O primeiro-ministro italiano, Massimo DAlema, defendeu a necessidade de os países latino-americanos em consolidar a credibilidade para os investimentos estrangeiros continuarem a fluir, no momento em que as privatizações começam a perder peso.
O presidente chileno, Eduardo Frei, que falou antes de Castro, criticou os que "demonizam" as instituições financeiras. Engrossando o coro da maioria dos presidentes, Frei afirmou que elas devem ser reforçadas e melhoradas e fez um pedido: que os países não se desmobilizem na busca de soluções para a volatilidade dos capitais financeiros, agora que foi possível superar a fase mais aguda da última delas, que atingiu o Brasil e provocou a desvalorização do real.

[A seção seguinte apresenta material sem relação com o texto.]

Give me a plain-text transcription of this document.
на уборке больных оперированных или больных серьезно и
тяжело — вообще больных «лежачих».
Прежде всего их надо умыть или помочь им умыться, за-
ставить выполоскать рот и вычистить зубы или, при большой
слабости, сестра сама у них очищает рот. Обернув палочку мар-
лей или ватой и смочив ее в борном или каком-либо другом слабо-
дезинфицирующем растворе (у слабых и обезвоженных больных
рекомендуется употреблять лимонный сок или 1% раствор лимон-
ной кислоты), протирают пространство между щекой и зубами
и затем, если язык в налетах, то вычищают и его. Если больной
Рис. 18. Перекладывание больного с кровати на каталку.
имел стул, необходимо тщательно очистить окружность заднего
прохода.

Enquanto os representantes dos países ricos retrataram a visão sobre os problemas macros da economia mundial, os representantes dos países mais pobres relataram as dificuldades financeiras. O presidente do Equador, Jamil Mahuad, fez um quadro abrangente das dificuldades econômica no país dele, provocadas pelo fenômeno El Niño, que afetou a agricultura. Ele disse que houve uma queda de 15% no Produto Interno Bruto (PIB) do país e pediu às nações européias que considerassem um perdão da dívida externa.
Países produtores de bananas manifestaram descontentamento com a decisão da Organização Mundial de Comércio (OMC) que fez restrições à importação da fruta. O presidente do Uruguai, Julio Maria Sanguinetti, criticou a política agrícola comum dos países europeus, argumentando que o aspecto do desabastecimento - que serviu de pretexto para sua criação, em 1957 - desapareceu. Sanguinetti destacou que, hoje, as mães européias estão preocupadas com problemas relacionados com o uso excessivo de tecnologia. O presidente Uruguaio ofereceu a capital do país, Montevidéo, como local para a terceira Cimeira, após o encontro de 2002, que será realizado na Espanha. Na terceira e última sessão do encontro, foram discutidos temas sociais e a maior parte dos presidentes que falaram destacaram a importância da educação e do combate ao analfabetismo. O presidente do Peru, Alberto Fujimori, disse que
ao contrário do discurso populista, não são as lideranças que libertam o povo e sim a educação.
O presidente Fernando Henrique Cardoso fez duas intervenções na reunião sobre temas econômicos. Falando de improviso, o presidente fez referência à Tobin Tax - imposto a ser aplicado sobre o movimento internacional de capital defendido pelo economista norte-americano James Tobin - como um dos mecanismos viáveis de controle para a volatilidade de capitais. O presidente também agradeceu o apoio financeiro dos países da Europa na fase mais crítica da crise econômica brasileira, defendendo uma liberação mais rápida dos recursos.
No encerramento dos trabalhos, o presidente optou por um discurso mais leve, no qual voltou a afirmar que possui formação cartesiana, com um pitada de candomblé e vodu. "Sem estes elementos, eu não seria brasileiro e latino-americano." O presidente pregou a necessidade de solidariedade aos países pobres e endividados vítimas de furacões e lembrou que mesmo o Brasil não se furtou em anular as dívidas com eles. Durante o almoço, o presidente fez um brinde em cinco idiomas diferentes.